Ritual ibadah kurban adalah salah satu bentuk literasi religiositas untuk menapaktilasi pengorbanan Nabiyullah Ibrahim AS. atas anak semata wayangnya kala itu, Nabiyullah Ismail AS. Narasi peristiwa heroik ini terabadikan dalam QS. As-Saffat [37]: 102-108.

Sejarah kurban, jauh sebelum peristiwa tersebuat adalah kurban Habil dan Qabil, anak Nabiyullah Adam AS. Kurban berawal dari kausal perselisihan kedua anaknya. Singkat cerita, atas petunjuk Allah SWT, Nabiyullah Adam AS. memerintahkan kedua anaknya untuk berkurban dalam mencari solusi atas perselisihan yang terjadi. Barang siapa yang kurbannya diterima oleh Allah SWT, dialah yang memenangi perselisihan.

Syekh Fakhruddin al-Razi (w. 1210 M), dalam Mafatih al-Ghaib, menjelaskan, jika kurban mereka diterima, maka persembahan kurbannya akan disambar oleh api yang turun dari langit sebagaimana pendapat mayoritas ahli tafsir.

Habil yang berprofesi sebagai peternak, mempersembahkan kurbannya dengan seekor kambing dan Qabil yang berprofesi sebagai petani, mempersembahkan kurbannya berupa hasil bumi miliknya. Hanya saja, Qabil berkurban dengan hasil tanaman yang buruk, lain dengan Habil yang berkurban dengan seekor kambing pilihan terbaik miliknya.

Walhasil, kurban Habil yang diterima. Namun kedengkian menyelimuti jiwa Qabil dan akhirnya membunuh Habil, rentetan peristiwa kurban dan berujung tragedi kemanusian ini diabadikan dalam QS. Al-Ma’idah [5]: 27.

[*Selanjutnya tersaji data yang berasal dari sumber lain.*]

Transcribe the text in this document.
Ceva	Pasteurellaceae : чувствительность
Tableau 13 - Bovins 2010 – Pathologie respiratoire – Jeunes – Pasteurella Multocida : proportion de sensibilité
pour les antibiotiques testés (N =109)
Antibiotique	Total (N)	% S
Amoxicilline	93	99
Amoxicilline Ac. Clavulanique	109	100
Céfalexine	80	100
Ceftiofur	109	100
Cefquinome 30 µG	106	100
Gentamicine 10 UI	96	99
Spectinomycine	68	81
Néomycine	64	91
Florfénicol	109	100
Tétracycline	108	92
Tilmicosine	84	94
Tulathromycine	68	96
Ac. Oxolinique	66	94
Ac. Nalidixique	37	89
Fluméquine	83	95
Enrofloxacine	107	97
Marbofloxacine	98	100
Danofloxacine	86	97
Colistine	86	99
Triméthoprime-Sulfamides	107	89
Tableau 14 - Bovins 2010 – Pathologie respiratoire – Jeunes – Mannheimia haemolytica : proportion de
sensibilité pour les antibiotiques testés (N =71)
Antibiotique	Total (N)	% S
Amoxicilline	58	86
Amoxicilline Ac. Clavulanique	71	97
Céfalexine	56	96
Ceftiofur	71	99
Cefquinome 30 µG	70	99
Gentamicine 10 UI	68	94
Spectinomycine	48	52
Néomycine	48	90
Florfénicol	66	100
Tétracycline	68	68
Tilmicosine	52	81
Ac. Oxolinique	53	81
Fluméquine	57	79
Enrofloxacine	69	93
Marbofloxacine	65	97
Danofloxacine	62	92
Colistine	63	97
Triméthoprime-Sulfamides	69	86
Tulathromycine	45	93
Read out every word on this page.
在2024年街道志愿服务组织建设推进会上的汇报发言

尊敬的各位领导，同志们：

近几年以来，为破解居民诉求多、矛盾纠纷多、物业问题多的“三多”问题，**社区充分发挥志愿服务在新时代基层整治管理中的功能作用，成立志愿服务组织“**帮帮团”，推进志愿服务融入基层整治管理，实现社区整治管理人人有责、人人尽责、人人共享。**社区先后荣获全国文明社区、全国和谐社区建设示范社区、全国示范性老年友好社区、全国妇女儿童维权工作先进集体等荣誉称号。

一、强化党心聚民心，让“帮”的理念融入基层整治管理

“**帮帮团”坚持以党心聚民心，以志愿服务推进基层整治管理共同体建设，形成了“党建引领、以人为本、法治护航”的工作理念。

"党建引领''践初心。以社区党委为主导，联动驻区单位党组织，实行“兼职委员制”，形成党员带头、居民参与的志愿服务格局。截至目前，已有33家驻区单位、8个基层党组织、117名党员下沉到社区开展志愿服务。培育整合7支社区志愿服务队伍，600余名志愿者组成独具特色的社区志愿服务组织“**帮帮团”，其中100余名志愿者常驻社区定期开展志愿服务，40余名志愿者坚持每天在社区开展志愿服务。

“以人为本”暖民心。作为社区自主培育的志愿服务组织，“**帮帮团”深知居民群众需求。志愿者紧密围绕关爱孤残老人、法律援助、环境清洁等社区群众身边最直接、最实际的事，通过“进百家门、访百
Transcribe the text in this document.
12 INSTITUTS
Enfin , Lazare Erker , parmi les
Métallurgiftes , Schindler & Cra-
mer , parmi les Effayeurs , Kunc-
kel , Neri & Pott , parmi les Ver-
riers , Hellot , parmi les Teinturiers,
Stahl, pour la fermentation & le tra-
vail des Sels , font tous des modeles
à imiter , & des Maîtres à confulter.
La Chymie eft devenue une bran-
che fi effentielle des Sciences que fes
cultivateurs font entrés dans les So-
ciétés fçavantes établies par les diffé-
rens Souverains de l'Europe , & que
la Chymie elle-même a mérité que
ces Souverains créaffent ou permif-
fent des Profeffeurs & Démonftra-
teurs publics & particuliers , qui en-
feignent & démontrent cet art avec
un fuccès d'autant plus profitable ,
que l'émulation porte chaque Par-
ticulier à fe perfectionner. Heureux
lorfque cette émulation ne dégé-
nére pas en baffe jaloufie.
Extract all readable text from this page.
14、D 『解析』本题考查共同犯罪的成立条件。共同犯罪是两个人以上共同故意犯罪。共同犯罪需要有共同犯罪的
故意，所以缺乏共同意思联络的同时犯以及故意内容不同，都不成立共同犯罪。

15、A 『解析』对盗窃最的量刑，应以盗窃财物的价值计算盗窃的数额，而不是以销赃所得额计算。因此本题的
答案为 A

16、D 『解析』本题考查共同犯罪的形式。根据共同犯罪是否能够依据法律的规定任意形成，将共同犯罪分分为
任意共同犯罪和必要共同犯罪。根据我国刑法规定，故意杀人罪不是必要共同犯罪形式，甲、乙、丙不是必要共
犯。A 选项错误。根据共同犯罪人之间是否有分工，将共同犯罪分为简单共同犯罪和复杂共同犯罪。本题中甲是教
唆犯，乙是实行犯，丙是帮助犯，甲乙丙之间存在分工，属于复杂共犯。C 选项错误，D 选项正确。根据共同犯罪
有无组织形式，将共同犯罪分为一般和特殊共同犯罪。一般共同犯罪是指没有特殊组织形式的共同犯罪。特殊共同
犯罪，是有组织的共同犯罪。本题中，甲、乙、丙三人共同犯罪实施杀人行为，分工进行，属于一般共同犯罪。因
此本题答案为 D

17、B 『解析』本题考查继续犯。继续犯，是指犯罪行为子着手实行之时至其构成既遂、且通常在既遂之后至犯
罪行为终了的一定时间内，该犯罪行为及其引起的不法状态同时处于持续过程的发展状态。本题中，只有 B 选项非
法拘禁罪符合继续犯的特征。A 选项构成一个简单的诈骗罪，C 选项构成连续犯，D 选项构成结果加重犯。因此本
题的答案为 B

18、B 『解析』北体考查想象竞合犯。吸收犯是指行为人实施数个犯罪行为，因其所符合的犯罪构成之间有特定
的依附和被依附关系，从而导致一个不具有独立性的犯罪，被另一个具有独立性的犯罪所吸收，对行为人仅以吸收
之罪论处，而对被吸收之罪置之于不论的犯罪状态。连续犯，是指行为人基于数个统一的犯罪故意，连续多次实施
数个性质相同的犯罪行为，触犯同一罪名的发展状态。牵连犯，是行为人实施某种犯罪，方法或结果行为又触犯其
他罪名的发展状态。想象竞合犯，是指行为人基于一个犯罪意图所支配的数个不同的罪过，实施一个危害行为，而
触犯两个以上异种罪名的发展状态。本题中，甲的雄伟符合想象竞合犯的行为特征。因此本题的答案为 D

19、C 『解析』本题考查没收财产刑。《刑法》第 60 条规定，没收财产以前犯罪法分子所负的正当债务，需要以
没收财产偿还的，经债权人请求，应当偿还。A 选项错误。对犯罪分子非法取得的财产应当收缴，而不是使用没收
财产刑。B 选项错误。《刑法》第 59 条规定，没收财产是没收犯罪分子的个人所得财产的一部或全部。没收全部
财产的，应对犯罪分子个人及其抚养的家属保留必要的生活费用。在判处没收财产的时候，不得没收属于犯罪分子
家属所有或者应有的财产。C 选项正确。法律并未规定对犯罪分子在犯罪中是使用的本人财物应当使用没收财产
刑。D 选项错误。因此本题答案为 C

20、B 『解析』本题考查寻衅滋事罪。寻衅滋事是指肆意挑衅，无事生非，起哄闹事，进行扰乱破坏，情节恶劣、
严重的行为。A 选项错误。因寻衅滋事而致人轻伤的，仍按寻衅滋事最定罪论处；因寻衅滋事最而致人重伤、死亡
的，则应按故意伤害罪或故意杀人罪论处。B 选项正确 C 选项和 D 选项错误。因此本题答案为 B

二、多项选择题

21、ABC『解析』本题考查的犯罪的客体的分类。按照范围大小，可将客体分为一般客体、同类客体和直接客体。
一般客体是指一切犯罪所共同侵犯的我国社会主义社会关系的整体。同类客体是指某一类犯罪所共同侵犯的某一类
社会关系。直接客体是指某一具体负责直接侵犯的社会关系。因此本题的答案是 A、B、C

Menurut Syekh Jalaluddin Al-Mahalli dalam Kitab Tafsir Al-Quran, kambing kurban Habil tersebut digunakan sebagai ganti dari penyembelihan yang dilakukan Nabiyullah Ibrahim AS atas Ismail AS. Adalah sembelihan yang agung (dzibhul azhim).

Sehingga ritual ibadah Idul Kurban identik dengan penyembelihan hewan kurban sebagai ibrah peristiwa sejarah kemanusiaan tersebut untuk literasi religiositas. Setidaknya ada tiga, yaitu: Pertama, berkurban terkait dengan ketakwaan seseorang. Takwa inilah yang dinilai Allah dalam berkurban, ”Daging-daging unta dan darahnya itu sekali-kali tidak dapat mencapai (keridhoan) Allah, tetapi ketakwaan dari kamulah yang dapat mencapainya.” (QS. Al-Hajj [22]: 37).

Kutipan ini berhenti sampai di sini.